# Hi From ID



## Zakk (Apr 8, 2008)

Saw an ad for this site in a bowhunting mag, thought I would check it out. Great site lots of info.


----------



## Dthbyhoyt (Dec 4, 2004)

:welcome: 2 ArcheryTalk


----------



## Ders26c (Mar 4, 2008)

Where in ID are you from Zakk??


----------



## Tim Roberts (Jul 13, 2002)

:yo: :wave3: Hello and :welcomesign: to Archery Talk Zakk. Have fun here.


----------



## LJ256 (Jul 8, 2005)

Welcome to AT


----------



## Pickert (Dec 12, 2007)

Welcome


----------



## omnivore (Feb 7, 2004)

*Hello*

Welcome to AT, :typing:


----------



## JOSHM (Jun 14, 2007)

welcome to AT:wink:


----------



## Zakk (Apr 8, 2008)

Ders26c said:


> Where in ID are you from Zakk??


Just outside of Boise.


----------



## Ders26c (Mar 4, 2008)

That is cool, I am just outside of Idaho Falls. Lived in Boise for 4 years about 6 years ago. Loved the area.. job is better here though. Anyhow, welcome to AT.


----------



## VT_Twang (Apr 7, 2008)

New here myself. Welcome.

VT_Twang


----------



## Backlash (Feb 18, 2008)

:welcome:to:archery:talk
Youre not from around the Sweet area are you?


----------



## mikel m14 (Jul 24, 2006)

:welcome: to AT and have Fun!

Enjoy Shooting!:archer:


----------



## tylerolsen12 (Feb 8, 2007)

welcome to AT


----------



## Zakk (Apr 8, 2008)

backlash said:


> :welcome:to:archery:talk
> Youre not from around the Sweet area are you?

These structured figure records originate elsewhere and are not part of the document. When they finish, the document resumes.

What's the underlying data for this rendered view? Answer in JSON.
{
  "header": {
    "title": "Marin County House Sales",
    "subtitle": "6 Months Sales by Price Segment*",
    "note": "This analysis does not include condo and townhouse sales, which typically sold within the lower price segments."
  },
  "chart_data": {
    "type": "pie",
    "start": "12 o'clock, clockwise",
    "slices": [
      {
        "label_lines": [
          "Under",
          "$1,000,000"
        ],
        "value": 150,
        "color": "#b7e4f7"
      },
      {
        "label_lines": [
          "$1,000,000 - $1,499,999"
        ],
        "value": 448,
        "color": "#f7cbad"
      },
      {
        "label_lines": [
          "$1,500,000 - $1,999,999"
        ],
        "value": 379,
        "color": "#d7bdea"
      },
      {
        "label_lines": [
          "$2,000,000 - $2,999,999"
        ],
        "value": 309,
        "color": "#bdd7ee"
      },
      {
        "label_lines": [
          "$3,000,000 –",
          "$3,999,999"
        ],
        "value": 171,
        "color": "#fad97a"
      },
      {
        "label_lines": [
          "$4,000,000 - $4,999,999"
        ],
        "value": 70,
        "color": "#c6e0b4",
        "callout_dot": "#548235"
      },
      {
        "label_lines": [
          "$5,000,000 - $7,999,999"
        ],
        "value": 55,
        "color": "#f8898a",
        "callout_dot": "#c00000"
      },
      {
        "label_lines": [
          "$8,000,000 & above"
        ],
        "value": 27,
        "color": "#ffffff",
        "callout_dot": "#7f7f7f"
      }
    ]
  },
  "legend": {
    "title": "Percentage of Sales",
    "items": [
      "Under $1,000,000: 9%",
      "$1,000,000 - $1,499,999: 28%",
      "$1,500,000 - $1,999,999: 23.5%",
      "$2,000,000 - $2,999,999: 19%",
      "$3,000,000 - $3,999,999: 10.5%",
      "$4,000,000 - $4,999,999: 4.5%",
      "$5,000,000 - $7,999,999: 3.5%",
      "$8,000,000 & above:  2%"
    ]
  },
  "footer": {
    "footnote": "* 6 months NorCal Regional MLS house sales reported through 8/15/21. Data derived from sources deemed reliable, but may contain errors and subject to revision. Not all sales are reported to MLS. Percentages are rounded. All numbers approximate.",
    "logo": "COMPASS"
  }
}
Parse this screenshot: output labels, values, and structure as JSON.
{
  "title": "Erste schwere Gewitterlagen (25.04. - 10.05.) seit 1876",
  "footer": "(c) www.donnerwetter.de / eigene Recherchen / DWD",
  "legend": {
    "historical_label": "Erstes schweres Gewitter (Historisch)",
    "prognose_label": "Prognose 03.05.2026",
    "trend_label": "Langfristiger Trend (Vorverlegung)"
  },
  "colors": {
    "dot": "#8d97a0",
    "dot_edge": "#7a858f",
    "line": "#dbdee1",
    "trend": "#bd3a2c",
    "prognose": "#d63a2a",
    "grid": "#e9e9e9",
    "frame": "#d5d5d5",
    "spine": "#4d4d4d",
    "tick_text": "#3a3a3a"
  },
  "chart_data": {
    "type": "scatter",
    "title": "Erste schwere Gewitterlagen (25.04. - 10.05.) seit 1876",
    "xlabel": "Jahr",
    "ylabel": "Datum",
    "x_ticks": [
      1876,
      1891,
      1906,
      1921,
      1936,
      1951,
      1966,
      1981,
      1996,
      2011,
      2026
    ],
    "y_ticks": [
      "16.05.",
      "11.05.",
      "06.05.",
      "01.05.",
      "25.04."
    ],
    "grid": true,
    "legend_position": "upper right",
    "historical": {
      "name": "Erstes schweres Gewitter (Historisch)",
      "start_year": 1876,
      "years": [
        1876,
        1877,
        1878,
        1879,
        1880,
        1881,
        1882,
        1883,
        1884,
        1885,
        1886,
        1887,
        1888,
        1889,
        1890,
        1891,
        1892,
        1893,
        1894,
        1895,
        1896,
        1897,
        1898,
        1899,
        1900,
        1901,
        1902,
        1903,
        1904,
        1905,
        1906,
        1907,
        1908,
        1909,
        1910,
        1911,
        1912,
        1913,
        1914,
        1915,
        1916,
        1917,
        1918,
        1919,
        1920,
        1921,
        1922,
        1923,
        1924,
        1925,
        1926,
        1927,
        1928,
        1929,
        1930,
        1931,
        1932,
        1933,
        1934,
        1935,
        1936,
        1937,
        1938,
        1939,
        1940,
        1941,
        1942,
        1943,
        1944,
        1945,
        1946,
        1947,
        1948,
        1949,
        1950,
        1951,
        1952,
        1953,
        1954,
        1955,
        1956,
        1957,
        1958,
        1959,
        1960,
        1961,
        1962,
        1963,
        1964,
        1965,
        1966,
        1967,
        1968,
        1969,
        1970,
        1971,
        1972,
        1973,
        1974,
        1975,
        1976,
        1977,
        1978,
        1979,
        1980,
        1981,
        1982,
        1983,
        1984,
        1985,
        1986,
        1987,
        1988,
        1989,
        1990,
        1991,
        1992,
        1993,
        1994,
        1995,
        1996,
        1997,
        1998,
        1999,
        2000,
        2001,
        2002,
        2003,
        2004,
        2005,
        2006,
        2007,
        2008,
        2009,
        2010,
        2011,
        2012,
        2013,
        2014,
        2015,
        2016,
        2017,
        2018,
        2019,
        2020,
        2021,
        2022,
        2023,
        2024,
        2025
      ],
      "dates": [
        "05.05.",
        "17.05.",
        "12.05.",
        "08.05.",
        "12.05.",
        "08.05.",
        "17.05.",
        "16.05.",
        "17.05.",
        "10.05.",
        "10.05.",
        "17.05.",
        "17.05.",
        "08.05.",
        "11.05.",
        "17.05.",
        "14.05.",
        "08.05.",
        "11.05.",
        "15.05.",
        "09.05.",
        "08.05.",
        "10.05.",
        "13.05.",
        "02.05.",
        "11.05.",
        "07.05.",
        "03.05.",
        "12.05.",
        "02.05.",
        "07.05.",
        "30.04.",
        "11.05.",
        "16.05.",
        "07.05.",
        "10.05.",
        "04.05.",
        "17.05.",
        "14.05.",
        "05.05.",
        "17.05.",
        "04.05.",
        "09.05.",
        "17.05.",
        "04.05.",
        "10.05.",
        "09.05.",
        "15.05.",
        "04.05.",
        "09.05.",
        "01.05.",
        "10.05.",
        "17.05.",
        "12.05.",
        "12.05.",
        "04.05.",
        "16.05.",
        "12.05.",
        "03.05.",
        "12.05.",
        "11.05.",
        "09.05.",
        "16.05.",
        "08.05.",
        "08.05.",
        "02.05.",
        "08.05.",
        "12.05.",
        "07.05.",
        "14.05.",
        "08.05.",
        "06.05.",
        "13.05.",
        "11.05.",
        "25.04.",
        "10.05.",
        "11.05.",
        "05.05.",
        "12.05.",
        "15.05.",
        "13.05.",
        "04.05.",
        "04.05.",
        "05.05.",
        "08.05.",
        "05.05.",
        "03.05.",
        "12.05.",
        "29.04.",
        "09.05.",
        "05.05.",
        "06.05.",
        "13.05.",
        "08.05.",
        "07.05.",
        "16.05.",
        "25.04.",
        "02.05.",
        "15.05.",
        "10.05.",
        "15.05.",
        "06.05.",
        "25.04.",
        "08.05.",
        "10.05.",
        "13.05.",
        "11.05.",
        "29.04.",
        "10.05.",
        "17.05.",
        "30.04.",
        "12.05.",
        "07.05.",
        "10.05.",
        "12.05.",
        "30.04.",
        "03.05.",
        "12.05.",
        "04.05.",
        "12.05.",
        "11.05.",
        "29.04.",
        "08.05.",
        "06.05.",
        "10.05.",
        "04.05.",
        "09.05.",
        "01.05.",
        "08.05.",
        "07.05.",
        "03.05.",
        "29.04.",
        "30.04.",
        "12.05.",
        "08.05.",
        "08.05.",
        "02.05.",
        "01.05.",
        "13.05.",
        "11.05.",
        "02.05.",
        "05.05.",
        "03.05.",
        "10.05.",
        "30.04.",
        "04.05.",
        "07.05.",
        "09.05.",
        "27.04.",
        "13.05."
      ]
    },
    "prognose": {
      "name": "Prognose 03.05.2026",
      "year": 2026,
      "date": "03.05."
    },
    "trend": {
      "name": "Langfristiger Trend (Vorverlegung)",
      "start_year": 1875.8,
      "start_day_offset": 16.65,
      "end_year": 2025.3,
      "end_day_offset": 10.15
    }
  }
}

No. I'm about 55 miles from sweet.


----------



## Bowdiddly (Jan 19, 2004)

Welcome to Archery Talk


----------



## celticgladiator (Feb 13, 2008)

Welcome from So. Dak.!!!!!


----------



## Bayou Bowhunter (Sep 18, 2007)

*Welcome to Archery Talk!* :welcome:


----------